Ralentissons donc encore un peu et reprenons la citation : « C’est une merveilleuse aventure que les jeux de l’amour et du hasard, mais attention : la galanterie c’est autre chose, c’est une construction » (je souligne). J’ai beau tourner cette citation dans tous les sens, je ne vois pas comment la comprendre autrement que comme la distinction entre des X (ici la galanterie) qui seraient des « constructions » (sous entendu « sociales ») et d’autres X (ici les jeux de l’amour et du hasard) qui ne le seraient pas. Il existerait autrement dit des choses sociales (car comment appeler autrement que sociaux les jeux de l’amour et du hasard) qui échapperaient à la construction sociale ou en tout cas pourraient y échapper dans un monde idéal. Est-ce que Michelle Perrot voulait dire qu’il serait possible, après avoir « déconstruit », méthodiquement, les unes après les autres, toutes les « constructions sociales » qui nous emprisonnent « dans des stéréotypes, des préjugés et des représentations », d’accéder enfin à l’essence des choses ? à l’essence des relations ? à des relations absolument spontanées, résultant à chaque instant de la créativité de purs individus, enfin libérés de toutes les contraintes et assignations sociales ? Je n’en sais rien. Il faudrait le lui demander. Mais si c’est ce qu’elle voulait dire, ce serait à bien des égards un non sens sociologique. Au minimum, ses propos me semblaient contenir un impensé qui est bien dans l’esprit du temps, celui de l’individualisme idéologique dont je parlais à la suite de Dumont dans mon précédent billet (ce que soulignait la traduction par France Culture en termes de « pure construction sociale » – je souligne encore).

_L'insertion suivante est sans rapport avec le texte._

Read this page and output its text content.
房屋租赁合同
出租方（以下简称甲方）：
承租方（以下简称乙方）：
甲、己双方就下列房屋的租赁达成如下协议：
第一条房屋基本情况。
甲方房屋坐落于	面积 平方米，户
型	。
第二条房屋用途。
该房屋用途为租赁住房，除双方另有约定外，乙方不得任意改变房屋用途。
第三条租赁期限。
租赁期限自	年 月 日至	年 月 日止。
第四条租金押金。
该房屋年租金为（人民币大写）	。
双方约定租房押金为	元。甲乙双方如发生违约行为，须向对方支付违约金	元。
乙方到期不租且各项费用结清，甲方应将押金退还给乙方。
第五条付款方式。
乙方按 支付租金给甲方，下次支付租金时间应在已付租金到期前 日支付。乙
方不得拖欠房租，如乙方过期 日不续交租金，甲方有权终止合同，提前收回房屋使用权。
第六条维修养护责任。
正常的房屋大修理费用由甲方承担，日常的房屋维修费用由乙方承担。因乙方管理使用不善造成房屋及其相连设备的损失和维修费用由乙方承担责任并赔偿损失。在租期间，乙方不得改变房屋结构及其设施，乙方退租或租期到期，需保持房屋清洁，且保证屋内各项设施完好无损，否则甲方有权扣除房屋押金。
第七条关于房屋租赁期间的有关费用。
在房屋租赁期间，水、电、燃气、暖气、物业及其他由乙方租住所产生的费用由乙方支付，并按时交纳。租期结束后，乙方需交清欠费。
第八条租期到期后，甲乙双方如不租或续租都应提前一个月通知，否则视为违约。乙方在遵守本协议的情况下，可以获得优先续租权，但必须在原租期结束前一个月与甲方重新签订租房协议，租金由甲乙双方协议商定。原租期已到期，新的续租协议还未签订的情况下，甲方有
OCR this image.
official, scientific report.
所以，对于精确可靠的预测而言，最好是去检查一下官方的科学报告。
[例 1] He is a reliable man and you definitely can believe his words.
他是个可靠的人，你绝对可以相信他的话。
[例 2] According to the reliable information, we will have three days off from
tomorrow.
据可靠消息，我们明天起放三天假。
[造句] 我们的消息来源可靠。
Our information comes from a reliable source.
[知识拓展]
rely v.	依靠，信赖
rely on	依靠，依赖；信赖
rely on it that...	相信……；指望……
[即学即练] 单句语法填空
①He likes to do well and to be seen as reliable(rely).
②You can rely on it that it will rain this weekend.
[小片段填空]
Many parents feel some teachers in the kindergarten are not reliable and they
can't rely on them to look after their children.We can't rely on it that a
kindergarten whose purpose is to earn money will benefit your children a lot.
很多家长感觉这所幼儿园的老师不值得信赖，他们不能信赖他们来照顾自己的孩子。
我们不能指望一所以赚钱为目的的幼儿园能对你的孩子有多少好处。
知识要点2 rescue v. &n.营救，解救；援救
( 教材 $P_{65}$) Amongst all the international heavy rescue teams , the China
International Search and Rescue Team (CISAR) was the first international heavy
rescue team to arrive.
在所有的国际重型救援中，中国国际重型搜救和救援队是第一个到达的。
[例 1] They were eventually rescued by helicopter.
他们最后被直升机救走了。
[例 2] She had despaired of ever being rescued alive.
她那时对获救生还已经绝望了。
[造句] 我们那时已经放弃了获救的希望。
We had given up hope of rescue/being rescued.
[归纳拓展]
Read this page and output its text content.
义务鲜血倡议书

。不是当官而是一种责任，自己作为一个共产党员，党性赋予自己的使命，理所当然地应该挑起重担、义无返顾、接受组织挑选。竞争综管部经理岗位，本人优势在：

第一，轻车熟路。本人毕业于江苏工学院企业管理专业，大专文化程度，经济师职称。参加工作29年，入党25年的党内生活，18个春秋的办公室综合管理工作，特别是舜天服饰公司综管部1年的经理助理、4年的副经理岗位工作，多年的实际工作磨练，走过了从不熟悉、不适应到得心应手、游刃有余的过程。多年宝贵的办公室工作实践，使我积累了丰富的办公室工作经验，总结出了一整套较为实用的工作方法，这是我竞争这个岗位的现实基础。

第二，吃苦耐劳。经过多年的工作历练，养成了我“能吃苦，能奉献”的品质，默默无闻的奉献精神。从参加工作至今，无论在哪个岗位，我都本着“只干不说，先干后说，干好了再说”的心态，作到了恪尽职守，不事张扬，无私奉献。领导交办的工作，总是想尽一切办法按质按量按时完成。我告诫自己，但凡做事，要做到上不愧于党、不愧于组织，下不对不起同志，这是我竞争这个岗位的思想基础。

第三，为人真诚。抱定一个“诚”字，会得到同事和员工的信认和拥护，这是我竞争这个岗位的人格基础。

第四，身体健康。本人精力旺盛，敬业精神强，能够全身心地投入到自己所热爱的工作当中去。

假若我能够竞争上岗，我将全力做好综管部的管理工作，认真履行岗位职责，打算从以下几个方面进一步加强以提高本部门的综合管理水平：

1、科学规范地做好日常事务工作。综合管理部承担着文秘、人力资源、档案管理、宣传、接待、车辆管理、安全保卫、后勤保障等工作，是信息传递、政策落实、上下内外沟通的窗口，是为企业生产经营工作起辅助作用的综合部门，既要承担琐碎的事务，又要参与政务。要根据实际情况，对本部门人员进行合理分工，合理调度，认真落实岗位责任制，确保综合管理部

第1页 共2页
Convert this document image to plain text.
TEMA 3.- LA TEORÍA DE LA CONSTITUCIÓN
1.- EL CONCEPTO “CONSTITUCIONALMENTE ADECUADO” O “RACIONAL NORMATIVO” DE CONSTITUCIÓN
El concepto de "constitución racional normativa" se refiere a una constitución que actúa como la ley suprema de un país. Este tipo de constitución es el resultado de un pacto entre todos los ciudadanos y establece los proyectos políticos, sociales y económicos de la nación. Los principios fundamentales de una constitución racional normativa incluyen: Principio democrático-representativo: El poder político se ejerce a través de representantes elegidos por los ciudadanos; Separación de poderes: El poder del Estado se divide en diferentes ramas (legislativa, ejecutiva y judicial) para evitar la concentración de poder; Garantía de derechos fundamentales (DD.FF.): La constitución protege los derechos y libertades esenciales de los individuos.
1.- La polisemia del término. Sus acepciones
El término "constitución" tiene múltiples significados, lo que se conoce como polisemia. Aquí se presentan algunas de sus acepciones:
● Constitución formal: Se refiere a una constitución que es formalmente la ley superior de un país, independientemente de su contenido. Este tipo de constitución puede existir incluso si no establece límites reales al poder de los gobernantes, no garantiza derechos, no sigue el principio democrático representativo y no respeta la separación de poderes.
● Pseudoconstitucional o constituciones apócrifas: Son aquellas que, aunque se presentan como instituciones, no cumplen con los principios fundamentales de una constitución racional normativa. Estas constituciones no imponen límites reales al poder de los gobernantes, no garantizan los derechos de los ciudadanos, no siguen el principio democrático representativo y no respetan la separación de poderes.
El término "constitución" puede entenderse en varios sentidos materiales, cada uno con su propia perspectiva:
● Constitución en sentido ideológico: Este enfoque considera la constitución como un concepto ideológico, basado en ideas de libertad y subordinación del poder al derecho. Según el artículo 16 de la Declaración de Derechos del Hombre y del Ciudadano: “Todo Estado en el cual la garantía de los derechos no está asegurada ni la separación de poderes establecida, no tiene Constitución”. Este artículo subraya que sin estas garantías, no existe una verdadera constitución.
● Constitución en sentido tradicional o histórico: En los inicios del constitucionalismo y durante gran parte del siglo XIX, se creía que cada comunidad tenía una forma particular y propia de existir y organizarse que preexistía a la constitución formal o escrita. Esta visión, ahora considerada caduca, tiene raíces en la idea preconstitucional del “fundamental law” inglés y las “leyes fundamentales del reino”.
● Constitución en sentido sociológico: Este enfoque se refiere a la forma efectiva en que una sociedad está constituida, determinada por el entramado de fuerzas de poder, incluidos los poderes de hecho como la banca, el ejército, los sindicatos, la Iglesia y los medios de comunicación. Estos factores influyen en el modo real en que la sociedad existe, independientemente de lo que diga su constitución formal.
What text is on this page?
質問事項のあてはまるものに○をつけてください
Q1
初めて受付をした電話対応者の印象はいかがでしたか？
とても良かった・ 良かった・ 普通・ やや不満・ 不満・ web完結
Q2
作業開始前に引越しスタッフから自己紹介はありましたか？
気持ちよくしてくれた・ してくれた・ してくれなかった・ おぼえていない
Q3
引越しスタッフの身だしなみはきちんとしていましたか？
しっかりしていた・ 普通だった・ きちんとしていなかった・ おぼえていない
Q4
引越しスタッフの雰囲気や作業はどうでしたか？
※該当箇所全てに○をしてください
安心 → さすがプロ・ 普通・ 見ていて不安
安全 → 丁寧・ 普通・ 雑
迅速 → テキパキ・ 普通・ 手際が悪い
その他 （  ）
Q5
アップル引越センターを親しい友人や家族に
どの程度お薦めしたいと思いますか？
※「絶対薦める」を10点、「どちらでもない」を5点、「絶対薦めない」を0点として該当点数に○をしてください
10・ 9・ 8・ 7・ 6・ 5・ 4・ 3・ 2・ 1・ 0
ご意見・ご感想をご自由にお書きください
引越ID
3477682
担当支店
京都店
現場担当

Je n’avais pas lu tous les tweets de l’avalanche qu’avait déclenchée celui d’Eugénie Bastié, mais l’un d’eux avait quand même retenu mon attention. C’était celui-ci :

L’auteur n’avait pas complètement tort non plus. Il accepte l’idée que l’égalité aussi est une construction sociale puisque tout ce qui est social est par définition une «construction sociale» (en cela il ne dit pas tout à fait la même chose que ce que disait Michelle Perrot, distinguant les jeux de l’amour et du hasard d’une part, et puis la galanterie, construction sociale, de l’autre). Mais il ajoute qu’il y a des constructions acceptées, après consensus, et d’autres qui se sont imposées avec le temps à ceux qui les subissent. S’il avait retenu mon attention, c’est parce qu’il introduisait ainsi, probablement sans le savoir, une distinction qui correspond à peu près à celle que faisait Friedrich Hayek entre ordre spontané (kosmos) et ordre construit (taxis), mais en inversant l’ordre des préférences : un ordre construit, dans le cadre d’un consensus, vaudrait mieux selon lui qu’un ordre spontané qui s’est imposé avec le temps. Voilà en tout cas une distinction qui pourrait apporter un peu de clarté : kosmos et taxis sont bien des « constructions sociales » ou – terme que je préfère – des institutions mais – et Hayek sur ce point rejoignait Saussure – seul le second résulte d’un dessein explicite.